The day fixed upon for the expedition to Paris was bright and sunny, with that delicious and undefinable quality of exhilaration in the air which is nature’s promise of summer hours to come. Such days often make sorrowing hearts yet more sorrowful, because the chords of hope and memory are intertwined, and no touch is light enough to stir the one without at the same time awakening the other. But the young and happy—those who are looking before them, not behind—find in the vague gladness of the world without the answer and the echo to voices equally glad and vague in the world within them. Earth, air, and sky alike seem to whisper, “Something good is coming. We know what it is, but we may not tell it yet.”

Truly something good was coming to two young hearts that day; nay, it had come already, only they themselves were not quite conscious of it. The sharp eyes of the Polytechnic scholar discerned some things which were perhaps not equally clear to those more immediately concerned. Emile felt very angry with Ivan for what he chose to consider his presumption, and he vowed inwardly that, if he could, he would spoil his plans. It seemed a kind of propitiatory sacrifice to his fallen idol Napoleon to disappoint and humiliate one of his conquerors—“ce coquin russe,” as he called him in his heart. But he allowed nothing of this to appear during the day; he was assiduous in performing his duty of cicerone to the party, and anxious that Ivan should miss no sight calculated to give him an exalted idea of the glories and resources of France—least of all the Louvre, then rich with the spoils of a vanquished continent.

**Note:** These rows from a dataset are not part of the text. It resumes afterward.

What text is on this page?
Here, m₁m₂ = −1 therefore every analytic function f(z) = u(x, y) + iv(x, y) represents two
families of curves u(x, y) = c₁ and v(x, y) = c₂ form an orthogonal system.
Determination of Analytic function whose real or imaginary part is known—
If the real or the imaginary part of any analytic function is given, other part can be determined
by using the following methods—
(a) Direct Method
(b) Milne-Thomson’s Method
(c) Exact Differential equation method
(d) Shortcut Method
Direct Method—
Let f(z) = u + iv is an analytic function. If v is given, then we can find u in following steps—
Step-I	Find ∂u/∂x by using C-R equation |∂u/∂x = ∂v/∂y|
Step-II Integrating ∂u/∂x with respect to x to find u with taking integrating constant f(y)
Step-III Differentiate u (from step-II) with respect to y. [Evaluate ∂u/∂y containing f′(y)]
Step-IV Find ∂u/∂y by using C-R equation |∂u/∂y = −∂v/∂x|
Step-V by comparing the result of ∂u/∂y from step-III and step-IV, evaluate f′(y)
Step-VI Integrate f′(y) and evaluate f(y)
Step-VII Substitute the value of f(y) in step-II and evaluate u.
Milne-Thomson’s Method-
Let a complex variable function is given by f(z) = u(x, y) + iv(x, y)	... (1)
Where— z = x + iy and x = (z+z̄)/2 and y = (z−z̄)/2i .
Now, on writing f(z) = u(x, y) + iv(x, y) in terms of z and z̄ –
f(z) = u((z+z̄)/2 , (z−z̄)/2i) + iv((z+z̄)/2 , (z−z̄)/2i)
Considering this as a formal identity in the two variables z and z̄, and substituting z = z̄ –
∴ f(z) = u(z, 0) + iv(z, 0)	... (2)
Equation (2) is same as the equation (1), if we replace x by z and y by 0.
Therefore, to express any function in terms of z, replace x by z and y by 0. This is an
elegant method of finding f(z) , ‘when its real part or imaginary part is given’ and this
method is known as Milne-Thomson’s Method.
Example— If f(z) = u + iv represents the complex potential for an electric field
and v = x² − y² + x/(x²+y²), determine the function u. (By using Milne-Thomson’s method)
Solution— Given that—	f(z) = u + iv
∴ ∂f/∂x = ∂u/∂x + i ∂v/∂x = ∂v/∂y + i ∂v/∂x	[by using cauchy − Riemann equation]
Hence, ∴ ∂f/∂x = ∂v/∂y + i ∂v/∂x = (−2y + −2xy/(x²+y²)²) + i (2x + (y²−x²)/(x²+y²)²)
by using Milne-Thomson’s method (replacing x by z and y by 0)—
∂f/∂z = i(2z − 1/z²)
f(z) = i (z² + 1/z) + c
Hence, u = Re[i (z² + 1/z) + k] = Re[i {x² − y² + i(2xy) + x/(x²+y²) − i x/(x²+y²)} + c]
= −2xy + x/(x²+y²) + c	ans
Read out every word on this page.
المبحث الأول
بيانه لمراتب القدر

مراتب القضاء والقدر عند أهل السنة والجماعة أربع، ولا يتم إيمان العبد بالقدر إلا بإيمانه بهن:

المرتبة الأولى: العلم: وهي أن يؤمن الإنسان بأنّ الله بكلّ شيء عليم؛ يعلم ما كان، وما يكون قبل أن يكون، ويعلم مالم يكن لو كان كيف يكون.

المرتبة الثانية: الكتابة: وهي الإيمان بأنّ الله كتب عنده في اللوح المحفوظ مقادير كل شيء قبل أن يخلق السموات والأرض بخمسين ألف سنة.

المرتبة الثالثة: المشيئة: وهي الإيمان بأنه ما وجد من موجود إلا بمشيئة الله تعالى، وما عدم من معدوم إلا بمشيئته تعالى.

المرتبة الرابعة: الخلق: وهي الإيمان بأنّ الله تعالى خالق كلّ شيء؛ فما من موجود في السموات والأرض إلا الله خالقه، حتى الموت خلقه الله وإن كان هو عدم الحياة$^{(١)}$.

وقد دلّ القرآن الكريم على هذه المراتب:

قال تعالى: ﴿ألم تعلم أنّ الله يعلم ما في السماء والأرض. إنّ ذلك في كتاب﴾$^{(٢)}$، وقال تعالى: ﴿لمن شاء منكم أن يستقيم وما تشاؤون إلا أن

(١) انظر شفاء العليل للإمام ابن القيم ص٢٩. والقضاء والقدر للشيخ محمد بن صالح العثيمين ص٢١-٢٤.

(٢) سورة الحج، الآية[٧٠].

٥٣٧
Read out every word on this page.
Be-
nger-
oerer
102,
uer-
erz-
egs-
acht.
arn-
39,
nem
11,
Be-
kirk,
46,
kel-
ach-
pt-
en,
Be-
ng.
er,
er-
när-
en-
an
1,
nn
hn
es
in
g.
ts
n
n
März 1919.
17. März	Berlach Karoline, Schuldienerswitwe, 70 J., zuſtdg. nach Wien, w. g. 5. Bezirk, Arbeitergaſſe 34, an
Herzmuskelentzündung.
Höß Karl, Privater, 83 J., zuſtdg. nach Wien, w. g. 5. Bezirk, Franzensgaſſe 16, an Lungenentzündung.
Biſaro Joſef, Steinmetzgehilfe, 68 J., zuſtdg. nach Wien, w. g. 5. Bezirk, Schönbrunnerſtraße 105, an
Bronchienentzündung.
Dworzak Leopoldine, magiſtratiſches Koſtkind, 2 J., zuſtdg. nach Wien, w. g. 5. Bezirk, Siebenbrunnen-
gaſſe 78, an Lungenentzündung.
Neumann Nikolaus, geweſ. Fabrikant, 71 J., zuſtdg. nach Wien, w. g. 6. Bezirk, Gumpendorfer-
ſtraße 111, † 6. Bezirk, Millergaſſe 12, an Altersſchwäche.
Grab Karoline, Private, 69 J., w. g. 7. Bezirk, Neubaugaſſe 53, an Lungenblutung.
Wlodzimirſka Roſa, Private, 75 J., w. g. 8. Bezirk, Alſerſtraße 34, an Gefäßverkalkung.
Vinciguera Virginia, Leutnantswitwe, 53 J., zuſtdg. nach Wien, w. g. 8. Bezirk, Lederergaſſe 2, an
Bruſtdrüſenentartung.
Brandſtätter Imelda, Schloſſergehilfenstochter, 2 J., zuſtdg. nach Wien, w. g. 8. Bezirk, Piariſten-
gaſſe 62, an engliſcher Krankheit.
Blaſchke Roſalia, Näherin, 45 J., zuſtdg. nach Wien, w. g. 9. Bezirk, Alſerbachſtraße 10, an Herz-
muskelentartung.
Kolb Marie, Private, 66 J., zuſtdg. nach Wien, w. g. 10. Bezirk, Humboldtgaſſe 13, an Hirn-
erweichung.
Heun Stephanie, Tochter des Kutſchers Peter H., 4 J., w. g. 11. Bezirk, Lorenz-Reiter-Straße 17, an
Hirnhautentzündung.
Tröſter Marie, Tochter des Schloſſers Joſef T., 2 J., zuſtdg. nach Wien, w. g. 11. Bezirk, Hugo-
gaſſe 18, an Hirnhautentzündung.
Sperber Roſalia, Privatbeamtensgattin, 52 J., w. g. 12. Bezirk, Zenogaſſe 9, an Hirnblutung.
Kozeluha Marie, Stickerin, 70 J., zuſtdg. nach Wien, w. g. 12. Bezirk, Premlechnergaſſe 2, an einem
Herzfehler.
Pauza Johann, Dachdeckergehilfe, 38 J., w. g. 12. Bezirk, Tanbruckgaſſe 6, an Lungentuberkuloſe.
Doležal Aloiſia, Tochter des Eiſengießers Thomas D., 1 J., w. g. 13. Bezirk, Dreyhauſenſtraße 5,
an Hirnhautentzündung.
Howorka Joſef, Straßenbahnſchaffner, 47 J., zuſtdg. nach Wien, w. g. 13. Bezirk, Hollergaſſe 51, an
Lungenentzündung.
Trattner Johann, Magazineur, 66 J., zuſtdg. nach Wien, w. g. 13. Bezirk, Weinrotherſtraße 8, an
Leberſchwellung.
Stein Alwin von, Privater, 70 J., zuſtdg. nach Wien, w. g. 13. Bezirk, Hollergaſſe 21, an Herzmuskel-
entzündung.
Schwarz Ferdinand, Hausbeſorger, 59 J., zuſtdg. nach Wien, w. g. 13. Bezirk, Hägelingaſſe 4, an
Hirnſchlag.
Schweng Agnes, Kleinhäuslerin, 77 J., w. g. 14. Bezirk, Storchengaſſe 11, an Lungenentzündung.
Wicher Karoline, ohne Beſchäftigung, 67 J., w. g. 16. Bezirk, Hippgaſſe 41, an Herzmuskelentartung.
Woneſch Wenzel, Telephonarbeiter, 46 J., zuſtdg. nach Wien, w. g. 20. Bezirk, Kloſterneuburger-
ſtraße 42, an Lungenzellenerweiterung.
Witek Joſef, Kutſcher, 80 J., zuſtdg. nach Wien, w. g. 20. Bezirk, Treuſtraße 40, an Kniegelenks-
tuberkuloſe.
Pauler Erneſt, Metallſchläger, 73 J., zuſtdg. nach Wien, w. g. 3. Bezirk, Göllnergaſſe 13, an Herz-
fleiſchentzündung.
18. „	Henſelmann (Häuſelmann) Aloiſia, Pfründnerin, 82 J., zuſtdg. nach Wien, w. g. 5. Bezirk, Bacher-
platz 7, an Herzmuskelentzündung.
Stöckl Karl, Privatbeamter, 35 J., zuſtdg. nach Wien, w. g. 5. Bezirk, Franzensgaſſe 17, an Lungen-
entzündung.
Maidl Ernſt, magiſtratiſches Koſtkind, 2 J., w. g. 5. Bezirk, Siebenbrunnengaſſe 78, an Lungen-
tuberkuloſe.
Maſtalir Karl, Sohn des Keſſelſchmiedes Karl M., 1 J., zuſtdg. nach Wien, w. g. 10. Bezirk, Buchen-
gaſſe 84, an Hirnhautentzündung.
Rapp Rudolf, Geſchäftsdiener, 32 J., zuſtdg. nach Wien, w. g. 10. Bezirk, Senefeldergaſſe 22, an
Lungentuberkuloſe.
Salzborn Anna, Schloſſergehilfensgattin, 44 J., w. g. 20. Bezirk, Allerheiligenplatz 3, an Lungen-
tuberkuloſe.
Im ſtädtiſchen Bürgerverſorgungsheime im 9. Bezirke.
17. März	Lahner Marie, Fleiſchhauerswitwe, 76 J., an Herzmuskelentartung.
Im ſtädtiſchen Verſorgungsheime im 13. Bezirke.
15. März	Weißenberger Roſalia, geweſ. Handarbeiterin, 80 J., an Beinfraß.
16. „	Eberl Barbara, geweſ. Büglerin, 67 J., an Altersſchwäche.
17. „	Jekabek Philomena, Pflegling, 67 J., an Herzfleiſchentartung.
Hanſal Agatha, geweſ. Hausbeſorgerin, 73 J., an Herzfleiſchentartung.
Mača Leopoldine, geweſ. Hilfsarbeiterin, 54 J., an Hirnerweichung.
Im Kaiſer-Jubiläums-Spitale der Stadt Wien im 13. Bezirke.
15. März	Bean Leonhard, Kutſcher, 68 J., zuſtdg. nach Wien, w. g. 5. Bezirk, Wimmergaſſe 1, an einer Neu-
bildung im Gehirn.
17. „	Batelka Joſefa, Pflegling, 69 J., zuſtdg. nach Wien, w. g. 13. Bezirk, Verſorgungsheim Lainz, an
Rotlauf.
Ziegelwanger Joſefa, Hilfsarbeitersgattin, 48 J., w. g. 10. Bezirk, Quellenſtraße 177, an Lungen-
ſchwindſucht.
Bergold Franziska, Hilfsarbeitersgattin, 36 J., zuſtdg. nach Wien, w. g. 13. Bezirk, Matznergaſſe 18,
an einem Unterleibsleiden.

He only permitted himself a slight touch of malice when Ivan met one of his friends, and was told by him that they could not see the Czar that day, as he had gone out to Malmaison. The evident disappointment of Clémence piqued him almost as much as it flattered Ivan.

“Never mind, ma cousine,” he said. “We will show you the camp of the Cossacks in the Champs-Elysées—that is something really worth seeing. It is true they are perfect savages, ugly, uncouth, and unclean; but they are sufficiently amusing for all that.”

Early in the day Ivan had observed the words, “Ici on dine à la Russe,” on the window of a fashionable restaurant in the Rue St. Honoré. He took Emile privately into counsel, saying, “I should like to give our friends a genuine Russian dinner;” and the lad, notwithstanding his private feelings, was glad to assist in a plan that promised a little amusement to himself. Accordingly, when the day was nearing its close, and the eyes and limbs of the little party were thoroughly tired, no one was very sorry to hear Emile say to Ivan,—

“This is the place where you wished me to order dinner, Monsieur Posharky. I have carried out all your directions to the best of my ability.”

But ere they could enter the glittering doors of the restaurant, their attention was attracted by a little scene which was passing on the crowded footpath of the fashionable street. A gentleman whom Emile would have called old, Ivan middle-aged, and Madame de Talmont in the prime of life, was bending in evident perplexity over a little girl, who was crying and stamping her small foot in a vehement passion.

“Ma petite, ma chère fillette,” he was expostulating, “be wise, I pray thee. Bethink thyself; all the world is gazing at us. Come, come, my child, dry thine eyes. I will buy thee a far handsomer brooch at the first jeweller’s shop I can find.”

“But it will not have in it the hair of dear mamma,” sobbed the child, a slight, black-eyed little girl of eleven or twelve.